Он встал, подошел к окну и приподнял край занавески, чтобы поглядеть, что там на улице.

— Бекки, — спросил он, не поворачивая головы, — что ты будешь делать, когда договор будет заключен и подписан?

— Тогда… я бы, наверное, хотела поступить в университет и по-настоящему заняться языками… Но пока я могу думать только об одном — чтобы завтра утром подписали договор. Это самое захватывающее событие в моей жизни, Джим, ты не представляешь, что это для меня значит! Это же моя страна, и я в самом центре важнейших событий — что может быть замечательнее!

Он покачал головой, по-прежнему глядя в окно.

— А ты? — спросила она. — Что ты хочешь делать?

— Я хочу борьбы, Бекки. Понимаешь? Я хочу схваток, хочу опасности. Ты знаешь, Салли мне однажды кое-что сказала… мы говорили о счастье и о том, что это такое. Она сказала, что не хочет быть счастливой, это такое жалкое, пассивное состояние; она сказала, что хочет активной жизни, хочет работать. Вот это мне по душе! Я тоже хочу работать, хотя моя работа, сама знаешь, грубая, грязная и опасная. Но и другого я тоже хочу. Хочу написать пьесу и увидеть, как ее играет Генри Ирвинг. Хочу гулять по городу с гаванской сигарой в зубах и обедать с красивыми девушками в кафе «Рояль». Хочу играть в покер на лодке посреди Миссисипи. Хочу, чтобы Дэна Голдберга избрали в парламент. Хочу, чтобы ты поступила в университет и окончила его с отличием. А Салли… А Салли пускай делает все, что хочет. Я хочу всего, что есть в мире, понимаешь, Бекки?

— Ты забыл Аделаиду.

— Нет.

Он отвернулся от окна. Сверкающие зеленые глаза и растрепанные соломенные волосы придавали ему вид какого-то электрического духа, заряженного опасной энергией. И вдруг она поняла, что он вслушивается во что-то, происходящее за пределами комнаты. Она замерла и услышала быстрые шаги в коридоре. В дверь постучали.

— Войдите, — сказала она, вставая. Взволнованная служанка открыла дверь.

— Простите, фрейлейн, — сказала она, — записка для…

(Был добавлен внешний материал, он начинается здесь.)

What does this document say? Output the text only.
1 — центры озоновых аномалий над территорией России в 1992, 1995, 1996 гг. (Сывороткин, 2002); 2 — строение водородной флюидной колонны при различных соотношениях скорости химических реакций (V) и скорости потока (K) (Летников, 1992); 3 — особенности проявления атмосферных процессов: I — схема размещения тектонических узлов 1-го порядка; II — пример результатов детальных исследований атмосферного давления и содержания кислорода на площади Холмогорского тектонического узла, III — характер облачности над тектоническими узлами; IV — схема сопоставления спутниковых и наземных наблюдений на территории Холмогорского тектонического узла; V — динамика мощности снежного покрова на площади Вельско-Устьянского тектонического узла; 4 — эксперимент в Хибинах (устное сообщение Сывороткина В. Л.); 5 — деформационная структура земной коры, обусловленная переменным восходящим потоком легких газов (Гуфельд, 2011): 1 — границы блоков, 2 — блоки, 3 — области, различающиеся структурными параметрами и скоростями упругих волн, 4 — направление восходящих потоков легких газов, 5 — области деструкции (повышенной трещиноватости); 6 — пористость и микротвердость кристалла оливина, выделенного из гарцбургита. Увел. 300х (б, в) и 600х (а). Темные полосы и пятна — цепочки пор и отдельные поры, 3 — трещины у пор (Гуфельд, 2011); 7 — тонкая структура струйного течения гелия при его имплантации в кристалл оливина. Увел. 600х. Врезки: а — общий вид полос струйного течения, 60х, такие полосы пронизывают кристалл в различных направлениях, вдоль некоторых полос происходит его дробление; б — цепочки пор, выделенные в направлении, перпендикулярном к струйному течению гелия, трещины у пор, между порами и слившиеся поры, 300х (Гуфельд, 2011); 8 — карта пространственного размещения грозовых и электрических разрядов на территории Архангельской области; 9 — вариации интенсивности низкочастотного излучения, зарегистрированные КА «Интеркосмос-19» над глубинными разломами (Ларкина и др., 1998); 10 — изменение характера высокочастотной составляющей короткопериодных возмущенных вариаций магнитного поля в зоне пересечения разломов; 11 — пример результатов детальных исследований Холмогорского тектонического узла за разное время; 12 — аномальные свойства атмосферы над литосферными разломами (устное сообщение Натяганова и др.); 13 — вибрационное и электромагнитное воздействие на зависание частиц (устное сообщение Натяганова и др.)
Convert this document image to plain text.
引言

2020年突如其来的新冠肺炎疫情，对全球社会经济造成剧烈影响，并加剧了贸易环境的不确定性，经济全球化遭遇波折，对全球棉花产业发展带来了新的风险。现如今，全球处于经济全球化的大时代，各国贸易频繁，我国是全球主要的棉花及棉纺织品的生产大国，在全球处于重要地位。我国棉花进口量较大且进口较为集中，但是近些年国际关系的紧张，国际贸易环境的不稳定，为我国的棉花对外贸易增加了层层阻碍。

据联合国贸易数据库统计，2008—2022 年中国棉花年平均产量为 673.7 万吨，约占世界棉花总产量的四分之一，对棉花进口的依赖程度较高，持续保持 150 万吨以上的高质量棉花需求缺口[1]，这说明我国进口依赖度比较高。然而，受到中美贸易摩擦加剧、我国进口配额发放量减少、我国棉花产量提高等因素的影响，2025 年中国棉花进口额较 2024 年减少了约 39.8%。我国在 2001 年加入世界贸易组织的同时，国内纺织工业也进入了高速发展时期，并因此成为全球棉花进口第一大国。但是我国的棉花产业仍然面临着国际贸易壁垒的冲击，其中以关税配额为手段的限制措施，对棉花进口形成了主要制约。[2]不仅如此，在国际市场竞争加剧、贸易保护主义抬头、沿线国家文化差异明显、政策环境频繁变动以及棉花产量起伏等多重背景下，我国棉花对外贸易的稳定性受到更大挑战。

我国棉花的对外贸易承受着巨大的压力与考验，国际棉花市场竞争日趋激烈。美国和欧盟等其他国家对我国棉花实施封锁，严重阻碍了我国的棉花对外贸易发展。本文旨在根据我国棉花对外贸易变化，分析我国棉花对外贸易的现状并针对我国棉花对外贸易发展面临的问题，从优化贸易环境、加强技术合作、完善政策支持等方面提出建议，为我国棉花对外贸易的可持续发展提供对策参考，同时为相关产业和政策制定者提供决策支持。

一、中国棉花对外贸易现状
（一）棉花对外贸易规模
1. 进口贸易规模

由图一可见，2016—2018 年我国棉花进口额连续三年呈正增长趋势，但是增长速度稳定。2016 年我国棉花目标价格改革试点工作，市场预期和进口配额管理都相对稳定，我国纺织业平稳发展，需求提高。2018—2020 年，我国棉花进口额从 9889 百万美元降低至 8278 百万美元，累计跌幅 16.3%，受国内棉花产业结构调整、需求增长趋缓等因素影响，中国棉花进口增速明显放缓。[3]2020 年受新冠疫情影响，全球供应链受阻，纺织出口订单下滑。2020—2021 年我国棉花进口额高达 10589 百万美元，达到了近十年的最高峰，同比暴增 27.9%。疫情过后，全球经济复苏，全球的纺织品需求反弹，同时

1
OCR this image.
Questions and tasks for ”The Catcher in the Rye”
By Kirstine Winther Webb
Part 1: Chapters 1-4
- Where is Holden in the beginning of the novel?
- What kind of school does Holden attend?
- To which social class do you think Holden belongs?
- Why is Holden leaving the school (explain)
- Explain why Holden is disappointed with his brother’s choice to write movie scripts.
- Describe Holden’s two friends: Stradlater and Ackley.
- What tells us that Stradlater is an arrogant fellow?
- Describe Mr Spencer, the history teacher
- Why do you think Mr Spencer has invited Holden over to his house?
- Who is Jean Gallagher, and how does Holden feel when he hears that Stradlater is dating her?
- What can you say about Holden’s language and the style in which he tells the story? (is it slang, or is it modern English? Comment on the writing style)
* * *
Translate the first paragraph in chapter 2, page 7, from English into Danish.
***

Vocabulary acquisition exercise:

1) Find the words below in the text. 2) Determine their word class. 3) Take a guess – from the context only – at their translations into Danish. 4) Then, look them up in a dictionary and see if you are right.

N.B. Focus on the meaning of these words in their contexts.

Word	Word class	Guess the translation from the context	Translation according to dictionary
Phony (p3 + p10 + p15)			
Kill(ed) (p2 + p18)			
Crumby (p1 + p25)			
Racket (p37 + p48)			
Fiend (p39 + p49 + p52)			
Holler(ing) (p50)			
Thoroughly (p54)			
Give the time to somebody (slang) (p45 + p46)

Смущаясь неодетой Бекки, горничная повернулась к Джиму и отдала ему записку.

— Спасибо, — сказал он.

Служанка сделала неуклюжий книксен и убежала.

Он развернул записку, быстро прочитал ее и бросил в огонь.

— Пора идти, — сказал он и встал.

— Что ты собираешься делать?

— Сражаться, конечно!

Он наклонился и быстро поцеловал ее в щеку. На нее нахлынула смесь сложных и непонятных чувств. Первое, что она подумала, было: да как он смеет? В то же время она ощутила острую зависть к этой бьющей через край природной энергии. Но и страх… Да, страх. Все ее мечты о пиратстве и разбое показались ей детскими глупыми фантазиями. Джим был настоящим.

Она встала и проводила его до двери.

— Иди спать в комнату Аделаиды, — повторил он на прощание и вложил что-то холодное и тяжелое в ее руку. Это был пистолет. — Спрячь. Если придется стрелять, держи его двумя руками и будь готова к отдаче. Увидимся.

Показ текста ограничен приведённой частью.